Aunque quisiera consolarla, Lavinia no podría hacerlo, pues las palabras de Laelia le habían recordado sus propios sueños perdidos. Primero había derramado lágrimas infantiles, nada comparable a las amargas lágrimas que había vertido cuando había despertado a su condición de mujer y se había encontrado sepultada en una fría prisión de normas y privilegios. Había sentido un gran vacío interior, como si algo le desgarrase las entrañas, al darse cuenta de que nunca conocería el placer del amor ni el significado de la pasión, de la que solo había oído hablar en las leyendas de Venus, diosa del amor. Entonces había odiado profundamente su condición de virgen sacerdotisa. Después, con el tiempo, se había resignado a la voluntad de los dioses; pero ahora los antiguos sentimientos habían vuelto a brotar con fuerza sumiéndola en la confusión.

La voz de Laelia era un murmullo de fondo en el caos de sus emociones hasta que escuchó los ecos de un odio antiguo en las palabras que le llegaban.

—… tu padre, el senador; tu madre, una matrona de reconocida belleza. Todo fue fácil para ti, llegaste aquí con tu dulce carita y tu mirada inocente y conquistaste a todas… salvo a mí —admitió girándose bruscamente y acercándose a ella con paso majestuoso. Aunque Lavinia era más alta que ella, el profundo rencor que vio en sus ojos la asustó, aunque no se permitió dar un paso atrás. La mujer continuó—: Te odié desde que te vi porque supe que un día ocuparías mi lugar. Y ahora te odio mucho más porque has logrado lo que yo nunca pude lograr.

La voz fría se le clavaba en las entrañas mientras las palabras seguían cayendo de aquella boca destilando odio.

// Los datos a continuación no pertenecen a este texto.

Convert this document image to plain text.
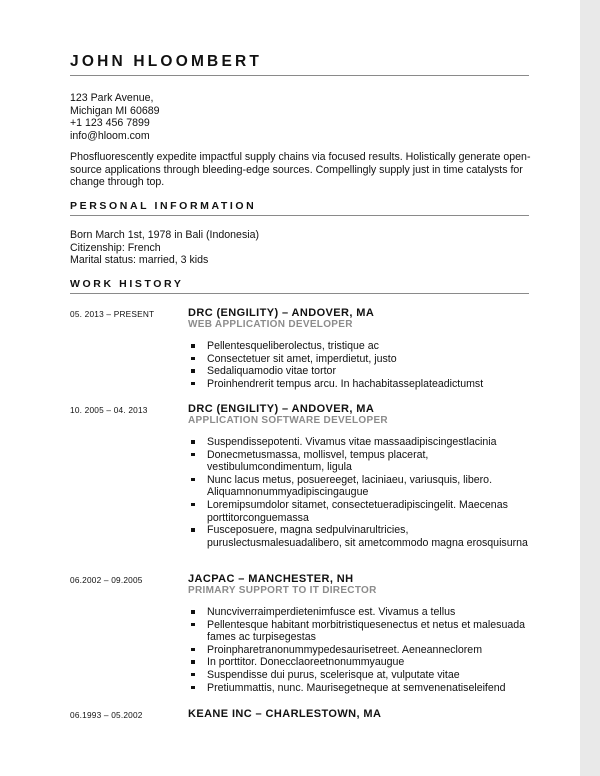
JOHN HLOOMBERT
123 Park Avenue,
Michigan MI 60689
+1 123 456 7899
info@hloom.com
Phosfluorescently expedite impactful supply chains via focused results. Holistically generate open-source applications through bleeding-edge sources. Compellingly supply just in time catalysts for change through top.
PERSONAL INFORMATION
Born March 1st, 1978 in Bali (Indonesia)
Citizenship: French
Marital status: married, 3 kids
WORK HISTORY
05. 2013 – PRESENT	DRC (ENGILITY) – ANDOVER, MA
WEB APPLICATION DEVELOPER
Pellentesqueliberolectus, tristique ac
Consectetuer sit amet, imperdietut, justo
Sedaliquamodio vitae tortor
Proinhendrerit tempus arcu. In hachabitasseplateadictumst
10. 2005 – 04. 2013	DRC (ENGILITY) – ANDOVER, MA
APPLICATION SOFTWARE DEVELOPER
Suspendissepotenti. Vivamus vitae massaadipiscingestlacinia
Donecmetusmassa, mollisvel, tempus placerat, vestibulumcondimentum, ligula
Nunc lacus metus, posuereeget, laciniaeu, variusquis, libero. Aliquamnonummyadipiscingaugue
Loremipsumdolor sitamet, consectetueradipiscingelit. Maecenas porttitorconguemassa
Fusceposuere, magna sedpulvinarultricies, puruslectusmalesuadalibero, sit ametcommodo magna erosquisurna
06.2002 – 09.2005	JACPAC – MANCHESTER, NH
PRIMARY SUPPORT TO IT DIRECTOR
Nuncviverraimperdietenimfusce est. Vivamus a tellus
Pellentesque habitant morbitristiquesenectus et netus et malesuada fames ac turpisegestas
Proinpharetranonummypedesaurisetreet. Aeneanneclorem
In porttitor. Donecclaoreetnonummyaugue
Suspendisse dui purus, scelerisque at, vulputate vitae
Pretiummattis, nunc. Maurisegetneque at semvenenatiseleifend
06.1993 – 05.2002	KEANE INC – CHARLESTOWN, MA
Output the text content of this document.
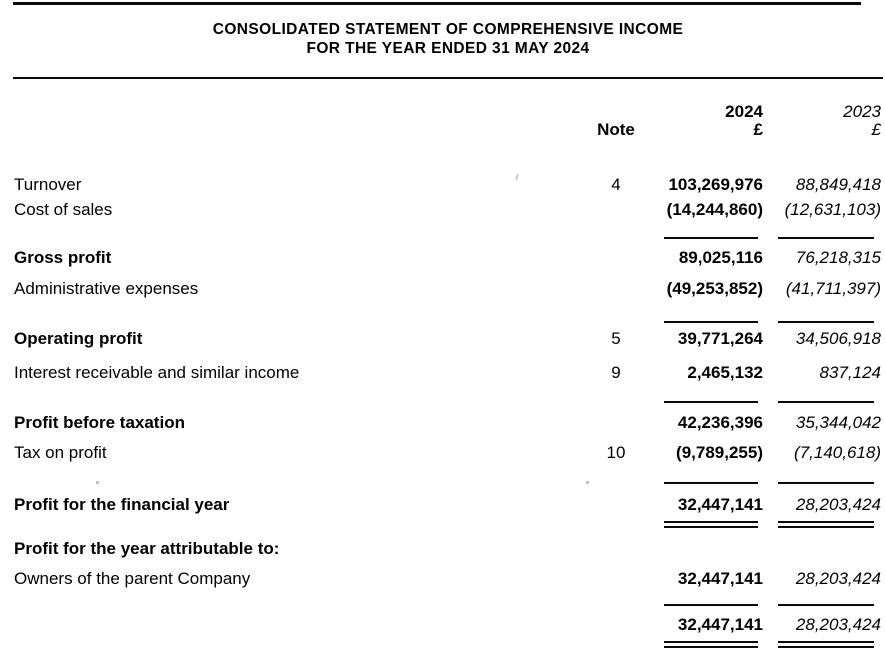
CONSOLIDATED STATEMENT OF COMPREHENSIVE INCOME
FOR THE YEAR ENDED 31 MAY 2024
2024	2023
Note	£	£
Turnover	4	103,269,976	88,849,418
Cost of sales	(14,244,860)	(12,631,103)
Gross profit	89,025,116	76,218,315
Administrative expenses	(49,253,852)	(41,711,397)
Operating profit	5	39,771,264	34,506,918
Interest receivable and similar income	9	2,465,132	837,124
Profit before taxation	42,236,396	35,344,042
Tax on profit	10	(9,789,255)	(7,140,618)
Profit for the financial year	32,447,141	28,203,424
Profit for the year attributable to:
Owners of the parent Company	32,447,141	28,203,424
32,447,141	28,203,424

La puerta se abrió de golpe y Lidia brincó en su asiento. Lavinia entró en la habitación con el rostro tan pálido como su túnica.

—Necesito mi manto y el velo.

—¿Qué ha pasado? —preguntó Lidia nerviosa mientras se apresuraba a hacer lo que le habían pedido.

—Me han convocado al palacio del emperador—soltó ella de golpe.

A Lidia se le cayó el manto de las manos cuando se giró rápidamente hacia Lavinia. Su rostro moreno se había puesto blanco.

—El em… emperador —balbuceó—. ¿Habrá descubierto que me salvaste la vida? ¡Ay, mi señor! —exclamó haciendo el signo de la cruz—. Iré contigo.

—¡Por supuesto que no! ¿Te has vuelto loca? —le espetó debatiéndose entre la ira y los nervios—. No puedes entrar en el palacio siendo cristiana, Domiciano te mandaría matar.

—Pero tú no puedes ir sola, lo sabes bien.

—Pues pediré a otra sierva que me acompañe —respondió decidida. Al ver que Lidia se retorcía las manos con nerviosismo, agregó—:No me va a pasar nada, ya lo verás. Volveré enseguida y podrás seguir regañándome todo lo que quieras por mi terquedad.

Esbozó una sonrisa tranquilizadora rogando en su interior por estar en lo cierto. Tomó el manto, que todavía se encontraba tirado en el suelo, y el velo de la mano de Lidia y le dedicó otra sonrisa antes de salir.

Cerró la puerta tras ella y se apoyó sobre la áspera madera dejando escapar un tembloroso suspiro. ¡Todopoderoso Júpiter, en qué lío se había metido esta vez!